A Brief History of Fair Trade
Learn about the history behind the fair trade industry in North America.
Fair trade traces its roots to 1946 when Edna Ruth Byler, a volunteer for Mennonite Central Committee (MCC), visited an MCC sewing class in Puerto Rico where she discovered the talent the women had for creating beautiful lace and the extraordinary poverty in which they lived despite their hard work. She began carrying these pieces back to the United States to sell and returning the money back to these groups directly. Her work grew into Ten Thousand Villages, which opened its first fair trade shop in 1958 and is now the largest fair trade retailer in North America. In 1949, Sales Exchange for Refugee Rehabilitation and Vocation (Serrv) began helping refugees in Europe recover from World War II. Today, they support artisans in more than 35 countries.
In the late 1970s and early 1980s, US- and Canadian-based entrepreneurs who defined their businesses with the producers at heart began to meet regularly, exchange ideas, and network. This informal group, known as the North American Alternative Trade Organization (NAATO) would evolve into the Fair Trade Federation and formally incorporate in 1994. In 1989, the World Fair Trade Organization (formerly IFAT) was founded as a global network of committed fair trade organizations, aiming to improve the livelihoods of disadvantaged people through trade and to provide a forum for the exchange of information and ideas.
In 1988, as world coffee prices began to sharply decline, a Dutch NGO, Solidaridad, and a farmer organization, UCIRI, created the first fair trade certification initiative. Named after a best-selling 19th century book, the Max Havelaar label initially applied only to coffee in the Netherlands, but similar labeling initiatives grew up independently across Europe within a few years. In 1997, these organizations created Fairtrade Labelling Organizations International (FLO), an umbrella organization which sets the fair trade certification standards and supports, inspects, and certifies disadvantaged farmers. There are now several fair trade labor certification systems in the US market, including Fair Trade International USA, Fair Trade USA, and IMO Fair for Life. Increasingly, these certification labels focus on large farms and factories. They are often used by multi-national brands who cannot be fully fair trade but wish to improve pieces of their supply chain.

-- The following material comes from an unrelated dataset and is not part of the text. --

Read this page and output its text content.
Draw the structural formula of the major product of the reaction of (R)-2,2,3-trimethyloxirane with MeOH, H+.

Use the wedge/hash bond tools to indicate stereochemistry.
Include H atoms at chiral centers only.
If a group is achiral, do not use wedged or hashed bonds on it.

Since 2000, fair trade sales and consumer awareness have increased tremendously, as the range of fair trade organizations has also expanded. From the early days of lace and home decor, handmade items now include clothing, sports equipment, toys, and other items. From its initial focus on coffee, fair trade product certification has expanded to tea, chocolate, sugar, vanilla, fruit, wine, and much more. In 2002, the first World Fair Trade Day was celebrated to heighten consumer awareness and to strengthen connections among fair traders and interested citizens around the globe.